Turning, she saw a creature of gleaming silvers and wings with leathery white feathers. It startled her, and she pulled back at first. It cocked its head at her, its face crafted from sapphire, reflecting the image of her surprised face. At least her face wasn't blurred along with the rest of her body. It made a noise then, like the groan of bending metal, but she heard a whisper underneath it as well.

"I – what?"

She didn't think this form had a heart, nor a heartbeat, but she heard it roar in her ears as she strained to listen.

"I asked if you were alright, lady." The creature said aloud. She swallowed, pulling her bright, almost white, hair back from her face.

"I think I am now, yes." She nodded as she spoke, looking around.

The voice was distinctly male, and he nodded in response, as though pleased. "My name is Dulahan, the last of the Akuto guardians. You are Princess Yumemi, the girl of destiny, and a spirit walker as well."

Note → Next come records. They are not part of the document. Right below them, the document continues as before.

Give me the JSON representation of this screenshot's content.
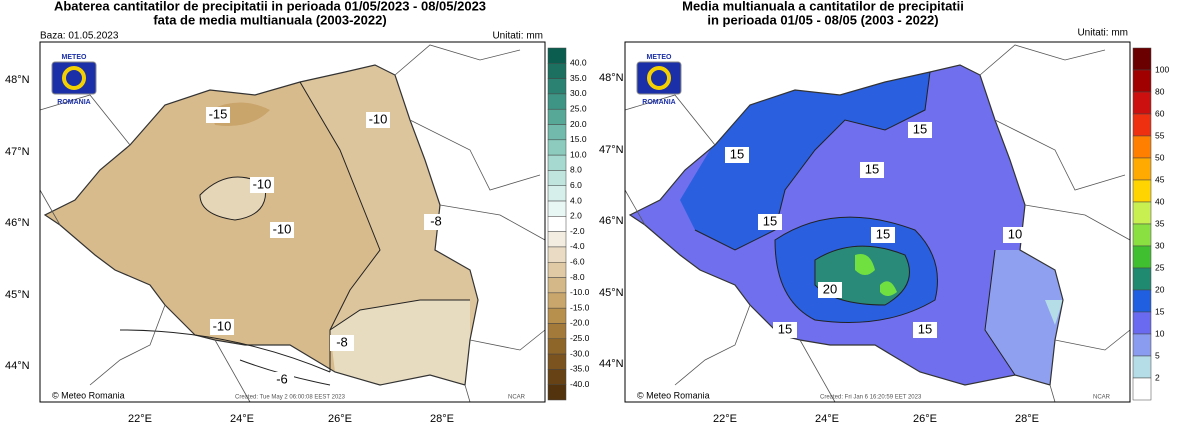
{
  "panels": [
    {
      "title": [
        "Abaterea cantitatilor de precipitatii in perioada 01/05/2023 - 08/05/2023",
        "fata de media multianuala (2003-2022)"
      ],
      "base": "Baza: 01.05.2023",
      "units": "Unitati: mm",
      "logo": [
        "METEO",
        "ROMANIA"
      ],
      "credit": "© Meteo Romania",
      "created": "Created: Tue May  2 06:00:08 EEST 2023",
      "ncar": "NCAR",
      "lat_labels": [
        "48°N",
        "47°N",
        "46°N",
        "45°N",
        "44°N"
      ],
      "lon_labels": [
        "22°E",
        "24°E",
        "26°E",
        "28°E"
      ],
      "colorbar": {
        "labels": [
          "40.0",
          "35.0",
          "30.0",
          "25.0",
          "20.0",
          "15.0",
          "10.0",
          "8.0",
          "6.0",
          "4.0",
          "2.0",
          "-2.0",
          "-4.0",
          "-6.0",
          "-8.0",
          "-10.0",
          "-15.0",
          "-20.0",
          "-25.0",
          "-30.0",
          "-35.0",
          "-40.0"
        ],
        "colors": [
          "#0b5e4f",
          "#1b7060",
          "#2b8272",
          "#3f9585",
          "#58a898",
          "#72baab",
          "#8ccbbe",
          "#a6d9cf",
          "#bfe5de",
          "#d6efea",
          "#e9f7f4",
          "#ffffff",
          "#f3ece0",
          "#eadcc4",
          "#dfcaa5",
          "#d4b888",
          "#c9a66c",
          "#b8904e",
          "#a47a3a",
          "#8f662a",
          "#7a531e",
          "#664215",
          "#52330e"
        ]
      },
      "contour_labels": [
        "-15",
        "-10",
        "-10",
        "-10",
        "-8",
        "-10",
        "-8",
        "-6"
      ]
    },
    {
      "title": [
        "Media multianuala a cantitatilor de precipitatii",
        "in perioada 01/05 - 08/05 (2003 - 2022)"
      ],
      "units": "Unitati: mm",
      "logo": [
        "METEO",
        "ROMANIA"
      ],
      "credit": "© Meteo Romania",
      "created": "Created: Fri Jan  6 16:20:59 EET 2023",
      "ncar": "NCAR",
      "lat_labels": [
        "48°N",
        "47°N",
        "46°N",
        "45°N",
        "44°N"
      ],
      "lon_labels": [
        "22°E",
        "24°E",
        "26°E",
        "28°E"
      ],
      "colorbar": {
        "labels": [
          "100",
          "80",
          "60",
          "55",
          "50",
          "45",
          "40",
          "35",
          "30",
          "25",
          "20",
          "15",
          "10",
          "5",
          "2"
        ],
        "colors": [
          "#6b0000",
          "#a00000",
          "#cc1010",
          "#ee3010",
          "#ff7f00",
          "#ffaa00",
          "#ffd400",
          "#c8f050",
          "#8ae040",
          "#40c030",
          "#208a70",
          "#2060e0",
          "#6a6af0",
          "#8a9cf0",
          "#b4dde8",
          "#ffffff"
        ]
      },
      "contour_labels": [
        "15",
        "15",
        "15",
        "15",
        "15",
        "10",
        "20",
        "15",
        "15"
      ]
    }
  ]
}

"I'm – How do you know my name? What's a spirit walker?" Suddenly, Dulahan was no longer a creature, but a very well informed friend. "Where am I?"

"To answer the last question first," he replied in a docile voice "we are in the Heavens."

Yumemi froze. It took her more than a moment to look up, her eyes edging to the sky.

There was the island.

But it was not alone.

Many other islands, small, large, long, fat, were alongside it, shadowing the sky with dark outlines.

"I'm in Heaven? I'm where… Munto is?" She asked aloud, but her voice sounded so far away. Everything seemed so far away, at this point.

On the island, Munto turned around. Rui was the first to notice once more. "Sir?" He asked, his tone low so the other officers would not hear it.

"I thought someone just called my name just now…" he murmured.